By Jenni Beaver–What do you do when you love history, but don’t want to teach? Morningside history professor Pat Bass decided it was time to show students that history can be more than the War of 1812 and the Constitution.
“It’s careers in library studies, museum work, historic preservation, and even historic tourism… they’re looking for more Bachelor level employees who are well enough trained, who can step in and do the job, but don’t require Master’s level pay,” said Bass. That’s where Morningside’s new Public History program comes in to play.
The program combines history, government and law, mass communication, art, theatre, business, library sciences, and more into one unique package.

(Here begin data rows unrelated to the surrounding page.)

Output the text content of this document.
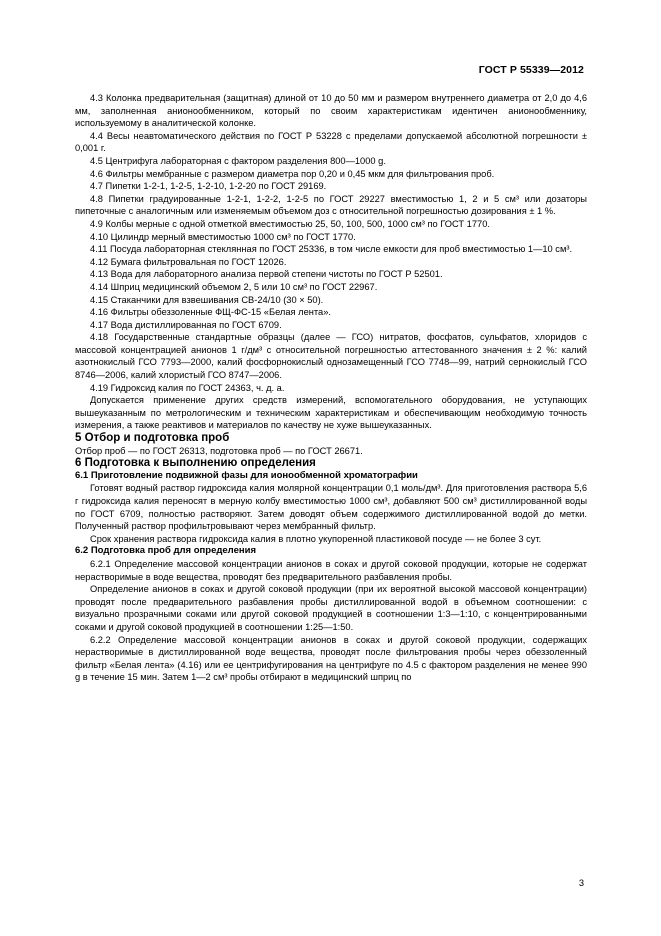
ГОСТ Р 55339—2012

4.3 Колонка предварительная (защитная) длиной от 10 до 50 мм и размером внутреннего диаметра от 2,0 до 4,6 мм, заполненная анионообменником, который по своим характеристикам идентичен анионообменнику, используемому в аналитической колонке.

4.4 Весы неавтоматического действия по ГОСТ Р 53228 с пределами допускаемой абсолютной погрешности ± 0,001 г.

4.5 Центрифуга лабораторная с фактором разделения 800—1000 g.

4.6 Фильтры мембранные с размером диаметра пор 0,20 и 0,45 мкм для фильтрования проб.

4.7 Пипетки 1-2-1, 1-2-5, 1-2-10, 1-2-20 по ГОСТ 29169.

4.8 Пипетки градуированные 1-2-1, 1-2-2, 1-2-5 по ГОСТ 29227 вместимостью 1, 2 и 5 см³ или дозаторы пипеточные с аналогичным или изменяемым объемом доз с относительной погрешностью дозирования ± 1 %.

4.9 Колбы мерные с одной отметкой вместимостью 25, 50, 100, 500, 1000 см³ по ГОСТ 1770.

4.10 Цилиндр мерный вместимостью 1000 см³ по ГОСТ 1770.

4.11 Посуда лабораторная стеклянная по ГОСТ 25336, в том числе емкости для проб вместимостью 1—10 см³.

4.12 Бумага фильтровальная по ГОСТ 12026.

4.13 Вода для лабораторного анализа первой степени чистоты по ГОСТ Р 52501.

4.14 Шприц медицинский объемом 2, 5 или 10 см³ по ГОСТ 22967.

4.15 Стаканчики для взвешивания СВ-24/10 (30 × 50).

4.16 Фильтры обеззоленные ФЩ-ФС-15 «Белая лента».

4.17 Вода дистиллированная по ГОСТ 6709.

4.18 Государственные стандартные образцы (далее — ГСО) нитратов, фосфатов, сульфатов, хлоридов с массовой концентрацией анионов 1 г/дм³ с относительной погрешностью аттестованного значения ± 2 %: калий азотнокислый ГСО 7793—2000, калий фосфорнокислый однозамещенный ГСО 7748—99, натрий сернокислый ГСО 8746—2006, калий хлористый ГСО 8747—2006.

4.19 Гидроксид калия по ГОСТ 24363, ч. д. а.

Допускается применение других средств измерений, вспомогательного оборудования, не уступающих вышеуказанным по метрологическим и техническим характеристикам и обеспечивающим необходимую точность измерения, а также реактивов и материалов по качеству не хуже вышеуказанных.

5 Отбор и подготовка проб

Отбор проб — по ГОСТ 26313, подготовка проб — по ГОСТ 26671.

6 Подготовка к выполнению определения

6.1 Приготовление подвижной фазы для ионообменной хроматографии

Готовят водный раствор гидроксида калия молярной концентрации 0,1 моль/дм³. Для приготовления раствора 5,6 г гидроксида калия переносят в мерную колбу вместимостью 1000 см³, добавляют 500 см³ дистиллированной воды по ГОСТ 6709, полностью растворяют. Затем доводят объем содержимого дистиллированной водой до метки. Полученный раствор профильтровывают через мембранный фильтр.

Срок хранения раствора гидроксида калия в плотно укупоренной пластиковой посуде — не более 3 сут.

6.2 Подготовка проб для определения

6.2.1 Определение массовой концентрации анионов в соках и другой соковой продукции, которые не содержат нерастворимые в воде вещества, проводят без предварительного разбавления пробы.

Определение анионов в соках и другой соковой продукции (при их вероятной высокой массовой концентрации) проводят после предварительного разбавления пробы дистиллированной водой в объемном соотношении: с визуально прозрачными соками или другой соковой продукцией в соотношении 1:3—1:10, с концентрированными соками и другой соковой продукцией в соотношении 1:25—1:50.

6.2.2 Определение массовой концентрации анионов в соках и другой соковой продукции, содержащих нерастворимые в дистиллированной воде вещества, проводят после фильтрования пробы через обеззоленный фильтр «Белая лента» (4.16) или ее центрифугирования на центрифуге по 4.5 с фактором разделения не менее 990 g в течение 15 мин. Затем 1—2 см³ пробы отбирают в медицинский шприц по

3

Bass says the idea of the program is to step away from lecture-based learning and make it predominately experiential. With hands-on learning in the classroom, practicums, and internships, students are pushed into their desired field. They will have real-life experiences, and Bass says, “I can’t imagine someone coming through this program and not getting job offers.”
While the job offers may roll in, Business Administration department chair Pam Mickelson says “a new student would have to find their way and move up.” They won’t walk in to a museum and get the highest paid position, but Bachelor level students are needed. “We need people who can understand artifacts, and understand history, and have appreciation for that,” says Mickelson.
Mickelson says the program may not bring in as many students as nursing and education, because Public History isn’t for everyone. “I think the student who has an interest in history, who does not want to teach, is probably the target for this course.”
Librarian Adam Fullerton agrees on the target audience, but says the program is also a great way to bring awareness to the field. Many people know about museums, but the field of library sciences is more obscure. “If my college advisor hadn’t encouraged me, I never would have discovered the field [library science],” said Fullerton.
Since the program is heavily based on experiential learning, Fullerton says everything is very practical. “You’ll be reading some material, but you’ll be doing practical things that are relevant to things you would do out in the field.”
Bass says this type of program is rare for smaller institutions, but it has been a long time coming. “Not only do our students want it, but now it appears the marketplace wants it.”
The program will be officially launched in August of 2016. However, students who would like to pursue this track can start building their schedules now and officially declare next fall.